The trouble is that it is easier to behave boorishly than with good manners, and what started as a pose became a habit and now has become, finally, a way of life.

It will not be easy to return to mannerliness, precisely because it never occurs to the young, middle-class women who put their feet up on the chair in my office to behave in any other way. The question of manners simply does not arise in their minds.

And so the British, from having been among the best-mannered people, have become in a few short decades among the worst. (I know of two nations whose manners are worse, but politeness requires that I do not name them.)

Alas, mannerliness has come to be associated in British minds with illicit wealth and elitism, and outward polish with inward depravity. They therefore seek to prove the purity of their hearts by the vileness of their behaviour.

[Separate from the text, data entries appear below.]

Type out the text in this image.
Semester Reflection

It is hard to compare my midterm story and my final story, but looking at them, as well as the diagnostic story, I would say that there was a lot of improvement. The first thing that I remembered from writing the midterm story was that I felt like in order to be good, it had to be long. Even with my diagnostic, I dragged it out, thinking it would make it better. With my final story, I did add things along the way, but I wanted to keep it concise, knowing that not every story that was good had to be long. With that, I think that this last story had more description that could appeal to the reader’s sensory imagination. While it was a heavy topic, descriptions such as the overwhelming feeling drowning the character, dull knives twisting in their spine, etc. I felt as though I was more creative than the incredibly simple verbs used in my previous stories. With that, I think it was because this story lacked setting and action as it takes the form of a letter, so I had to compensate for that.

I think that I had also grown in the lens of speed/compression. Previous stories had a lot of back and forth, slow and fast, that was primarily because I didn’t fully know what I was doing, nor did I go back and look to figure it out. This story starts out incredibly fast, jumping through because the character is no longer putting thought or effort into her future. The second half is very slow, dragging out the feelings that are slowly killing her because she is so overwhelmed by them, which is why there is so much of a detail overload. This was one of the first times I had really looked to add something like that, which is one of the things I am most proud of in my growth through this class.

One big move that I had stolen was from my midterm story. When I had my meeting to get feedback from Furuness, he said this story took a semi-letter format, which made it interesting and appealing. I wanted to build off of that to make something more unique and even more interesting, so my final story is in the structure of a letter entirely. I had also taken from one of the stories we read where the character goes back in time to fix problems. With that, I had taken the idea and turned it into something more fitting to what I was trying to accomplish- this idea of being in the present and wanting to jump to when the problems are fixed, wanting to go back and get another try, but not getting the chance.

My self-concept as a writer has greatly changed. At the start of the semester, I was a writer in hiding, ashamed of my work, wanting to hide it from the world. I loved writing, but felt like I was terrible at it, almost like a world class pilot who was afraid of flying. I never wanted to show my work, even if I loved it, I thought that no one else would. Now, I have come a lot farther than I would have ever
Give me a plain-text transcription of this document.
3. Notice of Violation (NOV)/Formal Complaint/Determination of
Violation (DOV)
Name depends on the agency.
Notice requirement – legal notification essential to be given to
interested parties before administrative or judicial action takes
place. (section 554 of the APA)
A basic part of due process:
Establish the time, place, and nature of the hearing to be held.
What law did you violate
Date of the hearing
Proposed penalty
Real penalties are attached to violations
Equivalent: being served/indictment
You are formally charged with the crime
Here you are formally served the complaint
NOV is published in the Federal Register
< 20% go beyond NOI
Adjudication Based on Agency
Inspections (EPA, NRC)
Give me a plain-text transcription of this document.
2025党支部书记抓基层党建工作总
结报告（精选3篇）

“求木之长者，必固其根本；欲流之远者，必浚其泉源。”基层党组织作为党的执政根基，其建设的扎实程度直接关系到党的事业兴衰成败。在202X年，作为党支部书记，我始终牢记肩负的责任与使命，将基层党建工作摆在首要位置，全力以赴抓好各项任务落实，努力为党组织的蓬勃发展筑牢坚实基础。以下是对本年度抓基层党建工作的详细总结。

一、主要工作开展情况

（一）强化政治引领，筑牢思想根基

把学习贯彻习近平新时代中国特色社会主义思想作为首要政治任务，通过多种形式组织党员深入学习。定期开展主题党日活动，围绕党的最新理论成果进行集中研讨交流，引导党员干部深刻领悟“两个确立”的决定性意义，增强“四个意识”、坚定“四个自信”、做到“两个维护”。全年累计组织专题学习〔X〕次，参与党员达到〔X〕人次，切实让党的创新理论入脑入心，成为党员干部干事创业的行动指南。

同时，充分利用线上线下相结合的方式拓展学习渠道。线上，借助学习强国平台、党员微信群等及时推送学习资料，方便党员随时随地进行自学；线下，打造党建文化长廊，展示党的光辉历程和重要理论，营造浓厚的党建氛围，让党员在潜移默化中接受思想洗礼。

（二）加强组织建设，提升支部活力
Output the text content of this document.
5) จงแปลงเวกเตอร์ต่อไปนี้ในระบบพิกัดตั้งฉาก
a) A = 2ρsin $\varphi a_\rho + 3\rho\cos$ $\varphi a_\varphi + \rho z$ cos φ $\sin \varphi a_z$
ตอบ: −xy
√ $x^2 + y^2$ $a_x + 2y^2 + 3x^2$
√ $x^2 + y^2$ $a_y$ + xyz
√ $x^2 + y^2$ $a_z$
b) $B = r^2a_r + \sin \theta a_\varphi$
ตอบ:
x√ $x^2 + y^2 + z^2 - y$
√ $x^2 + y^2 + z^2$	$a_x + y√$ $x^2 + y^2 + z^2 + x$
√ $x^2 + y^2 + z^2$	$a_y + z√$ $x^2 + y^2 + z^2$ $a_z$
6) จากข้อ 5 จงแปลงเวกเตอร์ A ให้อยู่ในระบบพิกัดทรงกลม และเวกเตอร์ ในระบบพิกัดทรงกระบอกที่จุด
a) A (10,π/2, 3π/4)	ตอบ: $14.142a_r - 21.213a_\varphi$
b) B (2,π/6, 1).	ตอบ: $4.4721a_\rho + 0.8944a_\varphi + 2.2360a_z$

That mannerliness is necessarily elitist and associated with wealth is the sheerest nonsense. Perhaps the best-mannered people I ever met were Tanzanian. Tanzania is always cited as one of the poorest countries in the world, but I encountered less rudeness there in three-and-a-half years than I generally encounter in half an hour at work in England. Indeed, I cannot recall a single incident of rudeness while I was there (except on my part), not even from the country's irritating officialdom.

Nor could it be said that the mannerliness of the Tanzanians resulted from the perfection of their country's political arrangements. Where I lived, everyone was thin, except for the party member, who was fat. Corruption was rife and injustice flagrant. But in day-to-day interactions, I found the Tanzanians to be possessed of the most beautiful manners.

When I look around me in Britain, I see nothing but boorishness and vulgarity, rejoicing in their triumph. The contrast with other nations is startling. Good manners are compatible with vice as bad manners are compatible with virtue; but when bad manners become general, the rule rather than the exception, daily life - no matter how prosperous - is a torment.